Wednesday of the First Week in Lent

When God saw by their actions how they turned from their evil way, he repented of the evil that he had threatened to do to them; he did not carry it out.

The Book of the Prophet Jonah is actually a comedy, a parody about the incredibly successful prophet who never wanted success. In fact he tried his mightiest to fail at the project God laid upon him – which just goes to show that God’s way cannot fail no matter how hard we try. As they say in the hospital, despite the doctor’s best efforts, the patient recovered.

I am struck by the humor of God’s repenting: “he repented of the evil that he had threatened…” It seems everyone is getting in on the act. But, as we enter the season of lent, I wonder what is repentance.

In the Book of Jonah repentance is reversing one’s intentions. God decides not to level Nineveh. Jonah goes to Nineveh. At the king’s command, the people cease doing evil and turn to God for mercy along with all their cattle, sheep, goats, cats and dogs. 

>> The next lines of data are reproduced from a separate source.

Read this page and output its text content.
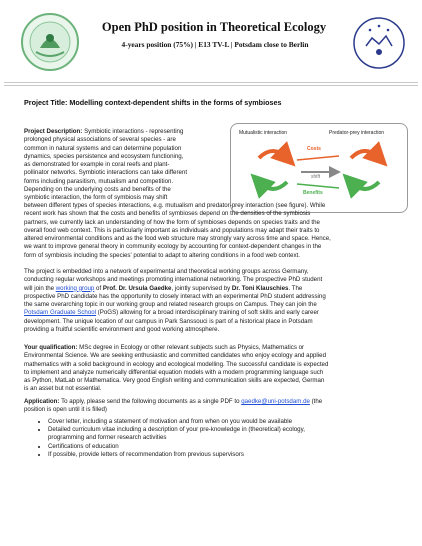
Open PhD position in Theoretical Ecology
4-years position (75%) | E13 TV-L | Potsdam close to Berlin
Project Title: Modelling context-dependent shifts in the forms of symbioses
Mutualistic interaction	Predator-prey interaction
Costs
shift
Benefits
Project Description: Symbiotic interactions - representing
prolonged physical associations of several species - are
common in natural systems and can determine population
dynamics, species persistence and ecosystem functioning,
as demonstrated for example in coral reefs and plant-
pollinator networks. Symbiotic interactions can take different
forms including parasitism, mutualism and competition.
Depending on the underlying costs and benefits of the
symbiotic interaction, the form of symbiosis may shift
between different types of species interactions, e.g. mutualism and predator-prey interaction (see figure). While
recent work has shown that the costs and benefits of symbioses depend on the densities of the symbiosis
partners, we currently lack an understanding of how the form of symbioses depends on species traits and the
overall food web context. This is particularly important as individuals and populations may adapt their traits to
altered environmental conditions and as the food web structure may strongly vary across time and space. Hence,
we want to improve general theory in community ecology by accounting for context-dependent changes in the
form of symbiosis including the species' potential to adapt to altering conditions in a food web context.
The project is embedded into a network of experimental and theoretical working groups across Germany,
conducting regular workshops and meetings promoting international networking. The prospective PhD student
will join the working group of Prof. Dr. Ursula Gaedke, jointly supervised by Dr. Toni Klauschies. The
prospective PhD candidate has the opportunity to closely interact with an experimental PhD student addressing
the same overarching topic in our working group and related research groups on Campus. They can join the
Potsdam Graduate School (PoGS) allowing for a broad interdisciplinary training of soft skills and early career
development. The unique location of our campus in Park Sanssouci is part of a historical place in Potsdam
providing a fruitful scientific environment and good working atmosphere.
Your qualification: MSc degree in Ecology or other relevant subjects such as Physics, Mathematics or
Environmental Science. We are seeking enthusiastic and committed candidates who enjoy ecology and applied
mathematics with a solid background in ecology and ecological modelling. The successful candidate is expected
to implement and analyze numerically differential equation models with a modern programming language such
as Python, MatLab or Mathematica. Very good English writing and communication skills are expected, German
is an asset but not essential.
Application: To apply, please send the following documents as a single PDF to gaedke@uni-potsdam.de (the
position is open until it is filled)
• Cover letter, including a statement of motivation and from when on you would be available
• Detailed curriculum vitae including a description of your pre-knowledge in (theoretical) ecology,
programming and former research activities
• Certifications of education
• If possible, provide letters of recommendation from previous supervisors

Humor is an element of repentance. After the shame, grief, guilt and confusion of the penitential process have passed, one is left with a sense of humor. Some of the happiest people I’ve ever met, and some of the funniest conversations I’ve ever enjoyed, were among recovering alcoholics.

George Bernard Shaw once said, "If you want to change people, make them laugh." The Jewish author of Jonah knew that. 

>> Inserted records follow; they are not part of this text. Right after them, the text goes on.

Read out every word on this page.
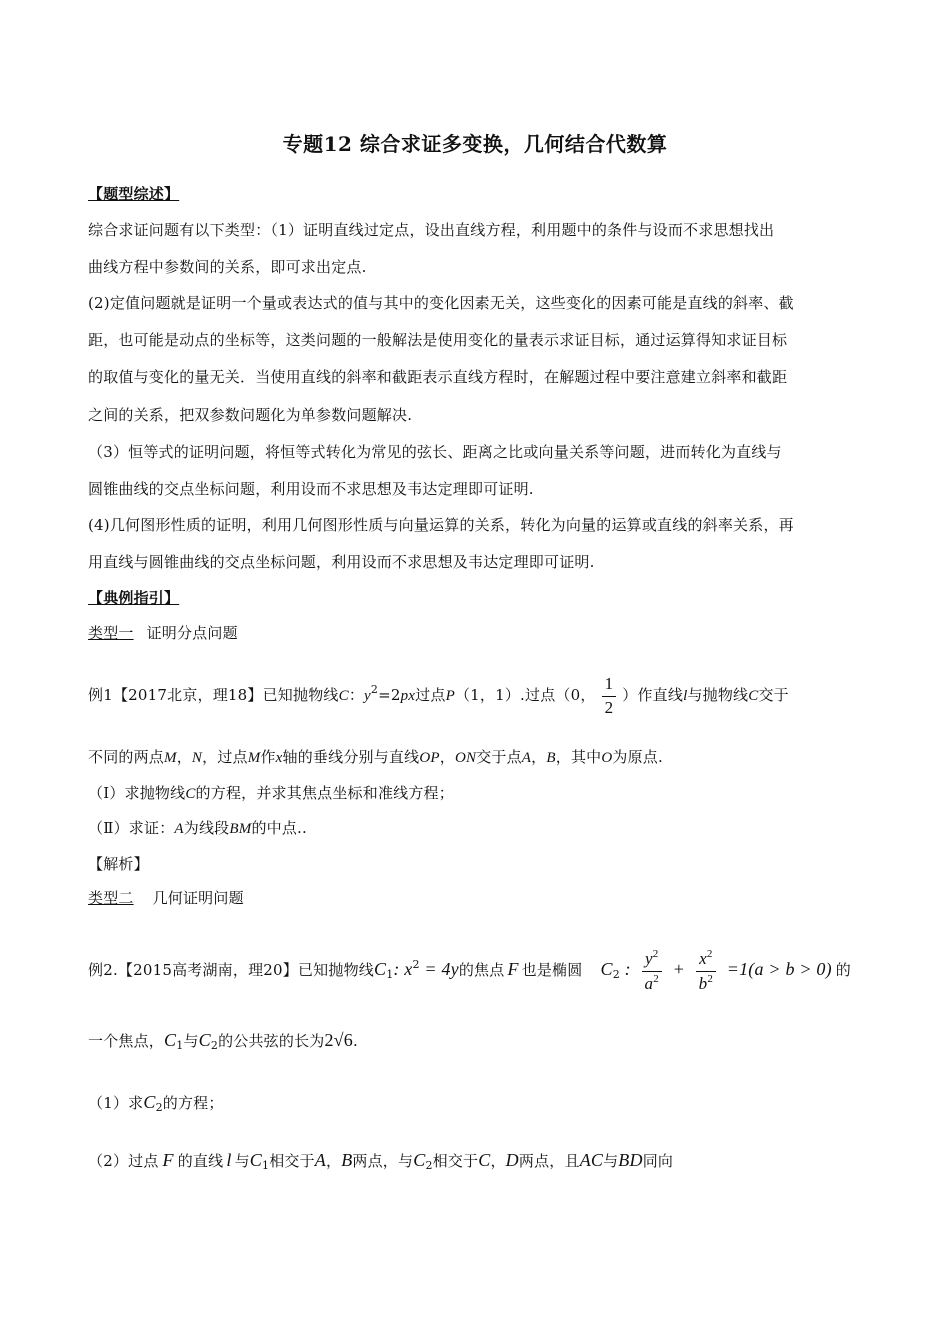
专题12 综合求证多变换，几何结合代数算
【题型综述】
综合求证问题有以下类型：（1）证明直线过定点，设出直线方程，利用题中的条件与设而不求思想找出
曲线方程中参数间的关系，即可求出定点.
(2)定值问题就是证明一个量或表达式的值与其中的变化因素无关，这些变化的因素可能是直线的斜率、截
距，也可能是动点的坐标等，这类问题的一般解法是使用变化的量表示求证目标，通过运算得知求证目标
的取值与变化的量无关．当使用直线的斜率和截距表示直线方程时，在解题过程中要注意建立斜率和截距
之间的关系，把双参数问题化为单参数问题解决.
（3）恒等式的证明问题，将恒等式转化为常见的弦长、距离之比或向量关系等问题，进而转化为直线与
圆锥曲线的交点坐标问题，利用设而不求思想及韦达定理即可证明.
(4)几何图形性质的证明，利用几何图形性质与向量运算的关系，转化为向量的运算或直线的斜率关系，再
用直线与圆锥曲线的交点坐标问题，利用设而不求思想及韦达定理即可证明.
【典例指引】
类型一 证明分点问题
例1【2017北京，理18】已知抛物线C：$y^2=2px$过点P（1，1）.过点（0， $\frac{1}{2}$ ）作直线l与抛物线C交于
不同的两点M，N，过点M作x轴的垂线分别与直线OP，ON交于点A，B，其中O为原点.
（Ⅰ）求抛物线C的方程，并求其焦点坐标和准线方程；
（Ⅱ）求证：A为线段BM的中点..
【解析】
类型二 几何证明问题
例2.【2015高考湖南，理20】已知抛物线$C_1$: $x^2 = 4y$的焦点 F 也是椭圆 $C_2$ : $\frac{y^2}{a^2} + \frac{x^2}{b^2} =1(a > b > 0)$ 的
一个焦点，$C_1$与$C_2$的公共弦的长为2√6.
（1）求$C_2$的方程；
（2）过点 F 的直线 l 与$C_1$相交于A，B两点，与$C_2$相交于C，D两点，且AC与BD同向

After it’s all said and done I say, “I am not God. thank God!” I don’t have to be right all the time, or courageous, or generous or patient or compassionate or powerful. I was not sent to save the church or the world; I cannot even save my self.

I met a young sister – there are a few in the world – who told me, “When I was twenty I was going to save the world. When I was thirty, I was determined to save my sisters in the convent. Now that I am forty, I am trying only to save myself.”
I said, “You’re almost there.”


Lord Jesus Christ, Son of the Living God, have mercy on me, a sinner.